Mitochondrial mechanisms of toxicity may be an important cause of drug-induced liver injury, according to a study published in Acta Pharmaceutica Sinica B.“This study examined liver injury reports submitted to the [FDA] Adverse Event Reporting System (FAERS) for drugs associated with hepatotoxicity via mitochondrial mechanisms compared with non-mitochondrial mechanisms of toxicity,” Payal Rana, Drug Safety Research & Development, Pfizer, and colleagues wrote.
Rana and colleagues determined the frequency of hepatoxicity at both a group level and individual drug level. They calculated a reporting odds ratio as the effect measure. Investigators assessed the demographic influence for drug-induced liver injury (DILI) risk. The top drug classes with the highest reporting OR included antineoplastic, antiviral, analgesic, antibiotic and antimycobacterial drugs. The top 20 drugs with the highest reporting OR values included drugs with both mitochondrial and non-mitochondrial injury mechanisms; however, the top four drugs (benzbromarone, troglitazone, isoniazid, rifampin) correlated with mitochondrial mechanisms of toxicity.

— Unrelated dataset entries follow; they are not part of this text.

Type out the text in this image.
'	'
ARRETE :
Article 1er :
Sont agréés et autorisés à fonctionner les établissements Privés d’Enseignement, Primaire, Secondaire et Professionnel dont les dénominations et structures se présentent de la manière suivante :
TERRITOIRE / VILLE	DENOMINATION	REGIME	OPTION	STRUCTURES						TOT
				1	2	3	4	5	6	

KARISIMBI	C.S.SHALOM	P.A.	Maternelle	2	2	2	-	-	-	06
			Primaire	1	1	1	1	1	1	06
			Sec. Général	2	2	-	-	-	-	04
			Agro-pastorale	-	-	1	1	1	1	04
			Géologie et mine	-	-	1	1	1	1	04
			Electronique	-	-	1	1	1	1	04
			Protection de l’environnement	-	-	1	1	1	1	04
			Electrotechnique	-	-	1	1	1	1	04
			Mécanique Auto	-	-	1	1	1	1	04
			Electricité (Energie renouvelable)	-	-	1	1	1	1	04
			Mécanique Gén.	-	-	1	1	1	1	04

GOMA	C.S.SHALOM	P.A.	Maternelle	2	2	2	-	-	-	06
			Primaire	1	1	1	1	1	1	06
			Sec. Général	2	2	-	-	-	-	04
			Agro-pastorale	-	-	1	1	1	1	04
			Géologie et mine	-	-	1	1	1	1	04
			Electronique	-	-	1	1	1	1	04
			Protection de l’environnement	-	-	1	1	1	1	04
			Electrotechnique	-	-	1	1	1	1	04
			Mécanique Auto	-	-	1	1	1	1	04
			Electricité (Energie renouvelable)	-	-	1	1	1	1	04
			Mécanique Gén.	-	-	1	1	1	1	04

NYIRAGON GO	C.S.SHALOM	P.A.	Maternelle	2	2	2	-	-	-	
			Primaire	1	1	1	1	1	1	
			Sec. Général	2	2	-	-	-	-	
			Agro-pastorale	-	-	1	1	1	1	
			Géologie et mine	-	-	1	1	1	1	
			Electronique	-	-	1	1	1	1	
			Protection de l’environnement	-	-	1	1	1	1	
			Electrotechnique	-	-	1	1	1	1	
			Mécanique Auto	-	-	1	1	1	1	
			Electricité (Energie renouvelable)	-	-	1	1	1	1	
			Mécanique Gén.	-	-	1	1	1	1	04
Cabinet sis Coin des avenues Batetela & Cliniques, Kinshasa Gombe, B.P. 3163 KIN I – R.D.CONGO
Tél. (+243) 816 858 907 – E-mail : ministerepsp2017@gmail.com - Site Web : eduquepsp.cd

The researchers used a chi-square test to assess the statistical significance of differences in categorical variables such as age group, DILI severity, drug label and report type between two categories of DILI drugs. They used univariate logistic regression analysis to determine the unadjusted correlation of age and sex with mitochondrial mechanisms of toxicity DILI group compared with non-mitochondrial mechanisms of toxicity DILI group.
“Between the two DILI groups, reports for DILI involving mitochondrial mechanisms of toxicity had a 1.43 (95% CI, 1.42-1.45) times higher odds compared to drugs associated with non-mitochondrial mechanisms of toxicity,” Rana and colleagues wrote.

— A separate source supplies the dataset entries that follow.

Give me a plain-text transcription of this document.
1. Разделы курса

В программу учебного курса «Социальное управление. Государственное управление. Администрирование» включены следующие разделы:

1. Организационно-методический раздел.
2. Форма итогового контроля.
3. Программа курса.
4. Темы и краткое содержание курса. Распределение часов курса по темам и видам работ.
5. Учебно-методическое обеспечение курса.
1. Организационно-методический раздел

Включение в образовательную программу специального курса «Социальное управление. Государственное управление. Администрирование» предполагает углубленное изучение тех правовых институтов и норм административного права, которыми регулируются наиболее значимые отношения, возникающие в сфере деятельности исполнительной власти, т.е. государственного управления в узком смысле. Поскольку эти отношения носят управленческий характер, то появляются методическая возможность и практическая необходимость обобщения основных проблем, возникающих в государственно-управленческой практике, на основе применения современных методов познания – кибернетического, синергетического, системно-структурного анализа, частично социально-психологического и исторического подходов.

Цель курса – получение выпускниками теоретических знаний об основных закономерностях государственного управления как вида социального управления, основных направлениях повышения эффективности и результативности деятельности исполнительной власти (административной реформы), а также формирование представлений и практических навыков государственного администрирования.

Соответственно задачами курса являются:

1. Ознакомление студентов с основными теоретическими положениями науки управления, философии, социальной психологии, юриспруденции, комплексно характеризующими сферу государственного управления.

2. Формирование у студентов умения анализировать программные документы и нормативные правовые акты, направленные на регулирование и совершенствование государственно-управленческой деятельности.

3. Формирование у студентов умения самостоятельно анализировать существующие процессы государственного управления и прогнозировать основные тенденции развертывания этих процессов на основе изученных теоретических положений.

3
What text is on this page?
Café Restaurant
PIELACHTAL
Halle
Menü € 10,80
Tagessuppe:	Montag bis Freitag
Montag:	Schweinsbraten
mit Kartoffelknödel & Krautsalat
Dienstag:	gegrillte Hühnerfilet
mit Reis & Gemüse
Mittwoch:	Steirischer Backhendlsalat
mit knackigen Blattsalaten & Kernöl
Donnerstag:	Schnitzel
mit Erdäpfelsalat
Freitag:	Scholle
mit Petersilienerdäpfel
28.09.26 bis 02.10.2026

Researchers observed a higher mean patient age among reports for drugs linked to mitochondrial mechanisms of toxicity (56.1 ± 18.33 [SD]) compared with non-mitochondrial mechanisms (48 ± 19.53 [SD; P < .0001). This demonstrated that age may have an impact in susceptibility to DILI via mitochondrial mechanisms of toxicity, according to Rana and colleagues.

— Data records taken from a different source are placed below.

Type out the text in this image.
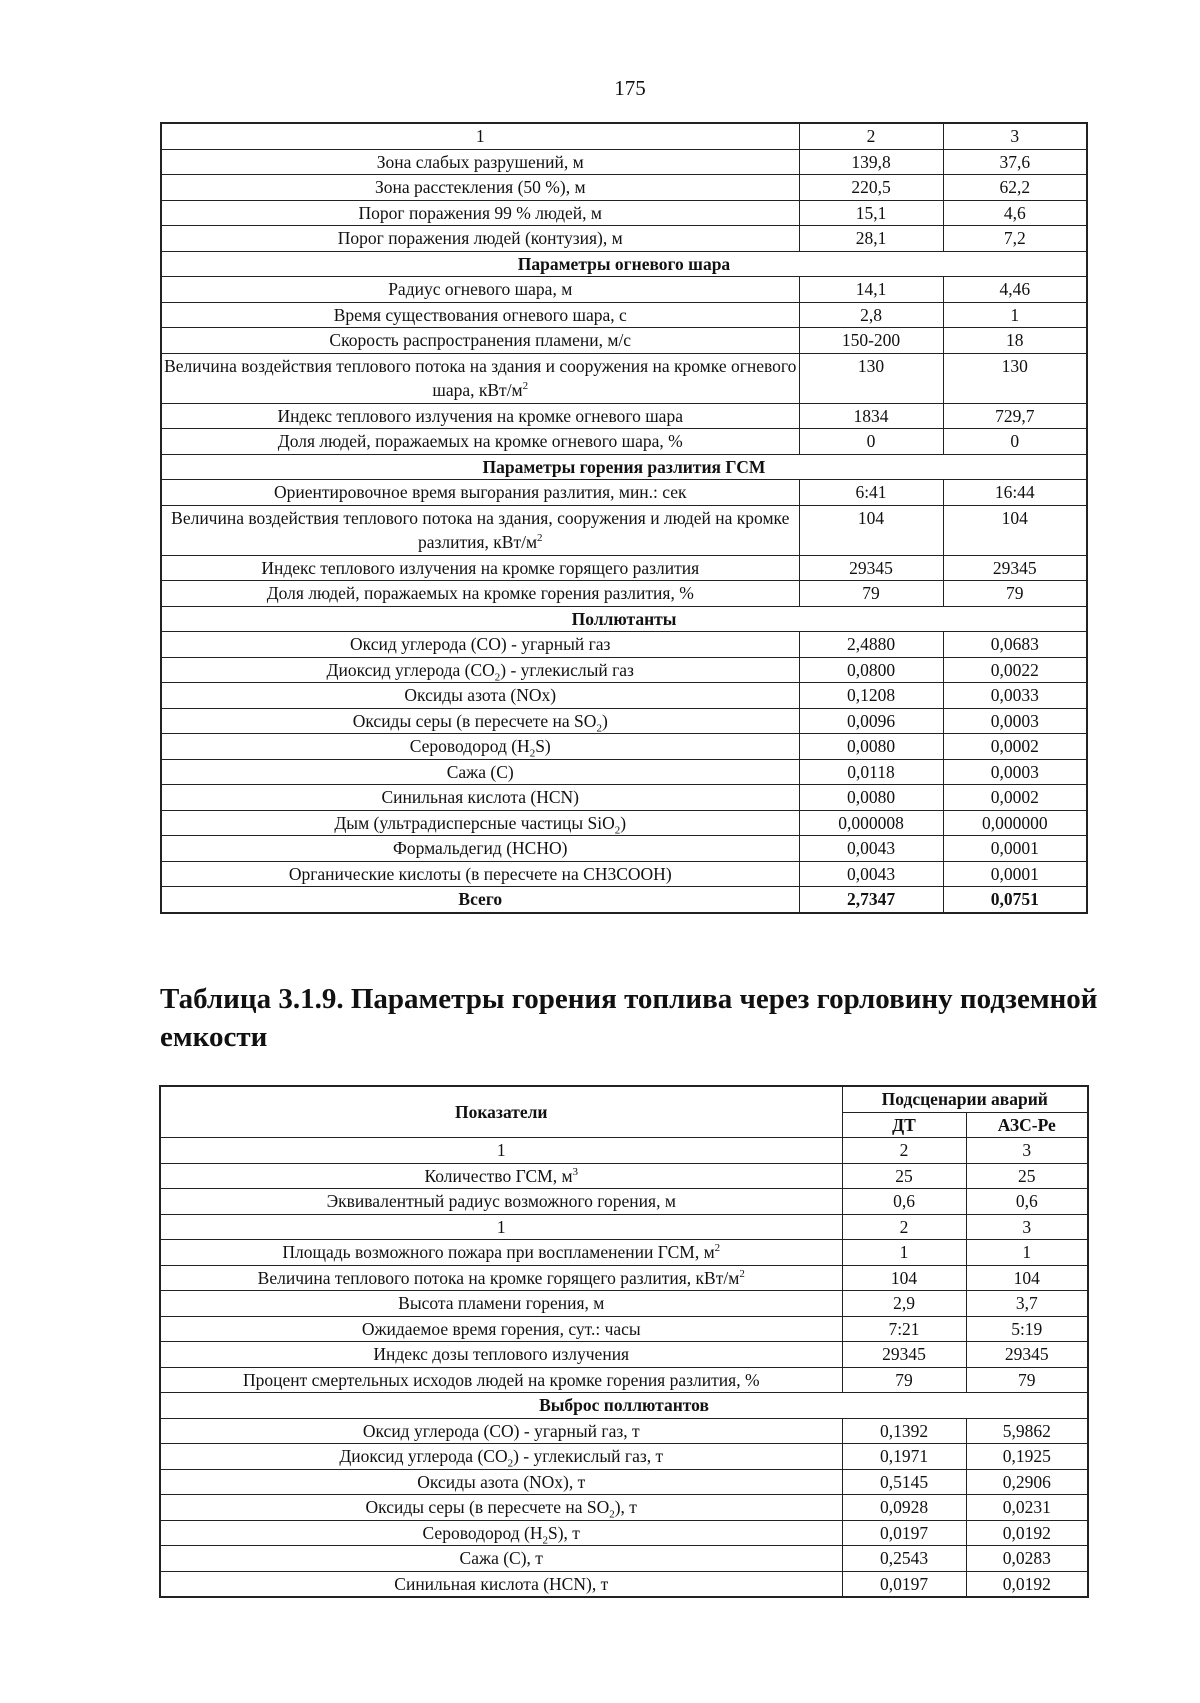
175
1	2	3
Зона слабых разрушений, м	139,8	37,6
Зона расстекления (50 %), м	220,5	62,2
Порог поражения 99 % людей, м	15,1	4,6
Порог поражения людей (контузия), м	28,1	7,2
Параметры огневого шара		
Радиус огневого шара, м	14,1	4,46
Время существования огневого шара, с	2,8	1
Скорость распространения пламени, м/с	150-200	18
Величина воздействия теплового потока на здания и сооружения на кромке огневого шара, кВт/$м^2$	130	130
Индекс теплового излучения на кромке огневого шара	1834	729,7
Доля людей, поражаемых на кромке огневого шара, %	0	0
Параметры горения разлития ГСМ		
Ориентировочное время выгорания разлития, мин.: сек	6:41	16:44
Величина воздействия теплового потока на здания, сооружения и людей на кромке разлития, кВт/$м^2$	104	104
Индекс теплового излучения на кромке горящего разлития	29345	29345
Доля людей, поражаемых на кромке горения разлития, %	79	79
Поллютанты		
Оксид углерода (СО) - угарный газ	2,4880	0,0683
Диоксид углерода $(СО_2)$ - углекислый газ	0,0800	0,0022
Оксиды азота (NOx)	0,1208	0,0033
Оксиды серы (в пересчете на $SO_2$)	0,0096	0,0003
Сероводород $(H_2S)$	0,0080	0,0002
Сажа (С)	0,0118	0,0003
Синильная кислота (HCN)	0,0080	0,0002
Дым (ультрадисперсные частицы SiO$_2$)	0,000008	0,000000
Формальдегид (НСНО)	0,0043	0,0001
Органические кислоты (в пересчете на СН3СООН)	0,0043	0,0001
Всего	2,7347	0,0751
Таблица 3.1.9. Параметры горения топлива через горловину подземной емкости
Показатели	Подсценарии аварий	
	ДТ	АЗС-Ре
1	2	3
Количество ГСМ, $м^3$	25	25
Эквивалентный радиус возможного горения, м	0,6	0,6
1	2	3
Площадь возможного пожара при воспламенении ГСМ, $м^2$	1	1
Величина теплового потока на кромке горящего разлития, кВт/$м^2$	104	104
Высота пламени горения, м	2,9	3,7
Ожидаемое время горения, сут.: часы	7:21	5:19
Индекс дозы теплового излучения	29345	29345
Процент смертельных исходов людей на кромке горения разлития, %	79	79
Выброс поллютантов		
Оксид углерода (СО) - угарный газ, т	0,1392	5,9862
Диоксид углерода $(СО_2)$ - углекислый газ, т	0,1971	0,1925
Оксиды азота (NOx), т	0,5145	0,2906
Оксиды серы (в пересчете на $SO_2$), т	0,0928	0,0231
Сероводород $(H_2S)$, т	0,0197	0,0192
Сажа (С), т	0,2543	0,0283
Синильная кислота (HCN), т	0,0197	0,0192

Results from the univariate logistic regression analysis showed that the reports of liver injury were 2.2 times more likely to be correlated with older patient age (OR = 2.2; 95% CI, 2.12-2.26). Investigators compared these results with reports that involved patients aged younger than 65 years. Women were 37% less likely than men to be included in live injury reports for drugs correlated with mitochondrial toxicity mechanisms (OR= 0.63; 95% CI, 0.61-0.64).